Based on the current American Academy of Otolaryngology guidelines, ear tubes are recommended when there are more than 3 ear infections in 6 months or more than 4 infections in 1 year AND if there is currently fluid present in the middle ear. Children with frequent ear infections without fluid at the time of evaluation have a more favorable prognosis since there is evidence that the Eustachian tube is functioning properly.

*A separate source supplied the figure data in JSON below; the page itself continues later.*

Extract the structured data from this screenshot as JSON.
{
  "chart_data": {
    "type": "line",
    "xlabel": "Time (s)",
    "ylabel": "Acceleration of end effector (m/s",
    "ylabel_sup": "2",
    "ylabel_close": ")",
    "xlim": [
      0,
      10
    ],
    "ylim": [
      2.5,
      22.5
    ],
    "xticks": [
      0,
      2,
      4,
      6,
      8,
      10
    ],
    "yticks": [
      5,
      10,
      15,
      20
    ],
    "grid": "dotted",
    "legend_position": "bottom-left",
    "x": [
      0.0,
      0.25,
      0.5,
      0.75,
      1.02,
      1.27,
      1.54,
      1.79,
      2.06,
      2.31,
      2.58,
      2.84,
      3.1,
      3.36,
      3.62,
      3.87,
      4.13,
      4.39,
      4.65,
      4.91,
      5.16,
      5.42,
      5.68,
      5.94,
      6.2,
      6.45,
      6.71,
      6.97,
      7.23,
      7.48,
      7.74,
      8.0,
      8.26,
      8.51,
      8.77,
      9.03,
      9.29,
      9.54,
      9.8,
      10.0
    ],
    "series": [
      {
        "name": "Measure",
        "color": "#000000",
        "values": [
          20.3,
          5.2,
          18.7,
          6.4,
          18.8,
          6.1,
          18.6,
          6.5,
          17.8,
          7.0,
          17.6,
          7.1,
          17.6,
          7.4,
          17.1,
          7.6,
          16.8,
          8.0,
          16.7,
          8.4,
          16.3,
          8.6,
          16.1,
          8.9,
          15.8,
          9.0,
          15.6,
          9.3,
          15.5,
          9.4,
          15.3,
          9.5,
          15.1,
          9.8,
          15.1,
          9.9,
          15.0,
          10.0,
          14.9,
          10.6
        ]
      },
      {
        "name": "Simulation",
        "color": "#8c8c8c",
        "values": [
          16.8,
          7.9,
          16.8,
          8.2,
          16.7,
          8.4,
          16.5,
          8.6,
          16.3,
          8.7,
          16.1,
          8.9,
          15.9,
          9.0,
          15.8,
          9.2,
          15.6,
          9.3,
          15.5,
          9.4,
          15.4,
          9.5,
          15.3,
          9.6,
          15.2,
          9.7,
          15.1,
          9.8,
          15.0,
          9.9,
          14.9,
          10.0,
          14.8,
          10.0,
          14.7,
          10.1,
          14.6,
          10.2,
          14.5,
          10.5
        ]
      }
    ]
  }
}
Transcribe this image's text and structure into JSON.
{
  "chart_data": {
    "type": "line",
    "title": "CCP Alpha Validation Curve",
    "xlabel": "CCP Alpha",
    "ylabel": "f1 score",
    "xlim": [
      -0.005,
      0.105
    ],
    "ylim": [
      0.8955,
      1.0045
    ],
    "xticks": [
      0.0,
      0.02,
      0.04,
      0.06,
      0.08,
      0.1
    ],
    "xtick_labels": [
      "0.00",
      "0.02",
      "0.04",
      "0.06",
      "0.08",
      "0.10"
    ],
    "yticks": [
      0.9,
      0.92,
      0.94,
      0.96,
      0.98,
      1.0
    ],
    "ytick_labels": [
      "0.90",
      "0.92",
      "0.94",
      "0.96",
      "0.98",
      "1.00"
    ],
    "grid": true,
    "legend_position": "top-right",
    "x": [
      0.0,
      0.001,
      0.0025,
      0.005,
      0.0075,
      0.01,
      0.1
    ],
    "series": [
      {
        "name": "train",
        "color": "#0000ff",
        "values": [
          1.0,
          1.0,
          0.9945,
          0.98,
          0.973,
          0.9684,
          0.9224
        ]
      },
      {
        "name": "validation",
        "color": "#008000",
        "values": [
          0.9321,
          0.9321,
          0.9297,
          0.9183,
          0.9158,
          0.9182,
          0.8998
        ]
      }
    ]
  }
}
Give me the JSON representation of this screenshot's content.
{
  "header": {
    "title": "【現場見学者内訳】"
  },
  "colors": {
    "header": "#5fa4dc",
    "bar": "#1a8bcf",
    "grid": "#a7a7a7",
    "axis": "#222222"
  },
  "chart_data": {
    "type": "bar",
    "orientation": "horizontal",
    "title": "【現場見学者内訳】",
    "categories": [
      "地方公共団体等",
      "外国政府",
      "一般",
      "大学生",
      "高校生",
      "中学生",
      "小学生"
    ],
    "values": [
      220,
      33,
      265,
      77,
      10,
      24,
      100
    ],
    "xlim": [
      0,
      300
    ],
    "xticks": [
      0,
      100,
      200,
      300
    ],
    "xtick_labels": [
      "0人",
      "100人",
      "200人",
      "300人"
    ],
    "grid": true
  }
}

After ear tubes are placed, the middle ear maintains ventilation through the tube. This decreases the possibility of fluid accumulation in the middle ear and may reduce the likelihood of an infection. Children can still get ear infections, however instead of building up and causing pain, the fluid can drain out of the ear tube. Antibiotic ear drops can then be started rather than oral antibiotics. Ear drops are more effective than oral antibiotics because a high concentration of antibiotic is delivered directly to the site of infection. In addition, oral antibiotics can be associated with systemic side effects.
Persistent Fluid and Hearing Loss
Your child may also be referred for persistent fluid in the middle ear or “Chronic otitis media with effusion.” Sometimes after an infection has been treated, there may be persistent fluid. The pain, fever, and irritability may resolve, however fluid continues to impede the movement of the ear drum. This can have significant impact on hearing. Hearing in young children is very important for proper language development. If the fluid is persistent for longer than 3 months, then ear tubes are recommended to remove the fluid and prevent recurrence of the fluid.
How are ear tubes placed in the ear drum?
In children, placement of ear tubes is an outpatient procedure. It is done under general gas anesthesia. The procedure only takes a few minutes. The ear drums are visualized under a high powered microscope. A tiny incision is made in the ear drum. Fluid is suctioned out and a tube is placed where the incision was made. For a day or two, there may be some bloody drainage and the child may be irritable.